Les prix de l’immobilier flanchent

Entre le troisième trimestre 2022 et le premier trimestre 2023, le prix des biens résidentiels en zone euro a reculé de près de 2,7 %. Cette baisse doit être analysée dans le détail, car il peut s’agir d’un véritable revirement baissier. Sur un an, les prix de l’immobilier sont stables en zone euro.

Inflation sur le prix des biens résidentiels en zone euro (glissement annuel). Source : Residential Property Prices for Euro area (QXMN628BIS) | FRED | St. Louis Fed (stlouisfed.org).

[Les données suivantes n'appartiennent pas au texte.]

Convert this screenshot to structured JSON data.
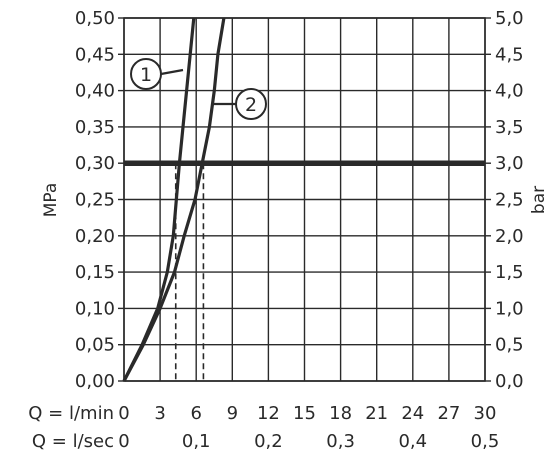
{
  "chart_data": {
    "type": "line",
    "title": "",
    "y_left": {
      "label": "MPa",
      "ticks": [
        "0,00",
        "0,05",
        "0,10",
        "0,15",
        "0,20",
        "0,25",
        "0,30",
        "0,35",
        "0,40",
        "0,45",
        "0,50"
      ],
      "range": [
        0,
        0.5
      ]
    },
    "y_right": {
      "label": "bar",
      "ticks": [
        "0,0",
        "0,5",
        "1,0",
        "1,5",
        "2,0",
        "2,5",
        "3,0",
        "3,5",
        "4,0",
        "4,5",
        "5,0"
      ],
      "range": [
        0,
        5
      ]
    },
    "x_primary": {
      "label": "Q = l/min",
      "ticks": [
        "0",
        "3",
        "6",
        "9",
        "12",
        "15",
        "18",
        "21",
        "24",
        "27",
        "30"
      ],
      "range": [
        0,
        30
      ]
    },
    "x_secondary": {
      "label": "Q = l/sec",
      "ticks": [
        "0",
        "0,1",
        "0,2",
        "0,3",
        "0,4",
        "0,5"
      ],
      "range": [
        0,
        0.5
      ]
    },
    "grid": true,
    "reference_line": {
      "y": 0.3
    },
    "series": [
      {
        "name": "1",
        "points": [
          [
            0,
            0
          ],
          [
            1.5,
            0.05
          ],
          [
            2.8,
            0.1
          ],
          [
            3.6,
            0.15
          ],
          [
            4.1,
            0.2
          ],
          [
            4.6,
            0.3
          ],
          [
            5.2,
            0.4
          ],
          [
            5.5,
            0.45
          ],
          [
            5.8,
            0.5
          ]
        ],
        "drop_x": 4.3
      },
      {
        "name": "2",
        "points": [
          [
            0,
            0
          ],
          [
            1.6,
            0.05
          ],
          [
            3.0,
            0.1
          ],
          [
            4.2,
            0.15
          ],
          [
            5.0,
            0.2
          ],
          [
            5.9,
            0.25
          ],
          [
            6.5,
            0.3
          ],
          [
            7.1,
            0.35
          ],
          [
            7.5,
            0.4
          ],
          [
            7.8,
            0.45
          ],
          [
            8.3,
            0.5
          ]
        ],
        "drop_x": 6.6
      }
    ]
  }
}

Malgré tout, l’arrêt de la hausse des prix de l’immobilier est bien acté. En Allemagne, ce dernier a commencé dès le début 2022. Du côté de la France, le recul des prix de l’immobilier est moins franc mais tout aussi effectif. Au premier semestre 2023, les ventes auraient reculé de 23 % en France. Dans cette dynamique latérale, les grandes villes subissent parfois les plus fortes baisses. Sur un an, le prix de l’immobilier à Lyon ou à Bordeaux aurait reculé de 7 % à 8 %. Mais à Toulouse (+6 %), Marseille (+2,5 %) et Nice (+2 %), le prix de l’immobilier poursuivrait sa hausse. Dans tous les cas, cela montre que la baisse du prix de l’immobilier, bien que structurelle, diffère fortement d’un pays à l’autre, et d’une ville à l’autre.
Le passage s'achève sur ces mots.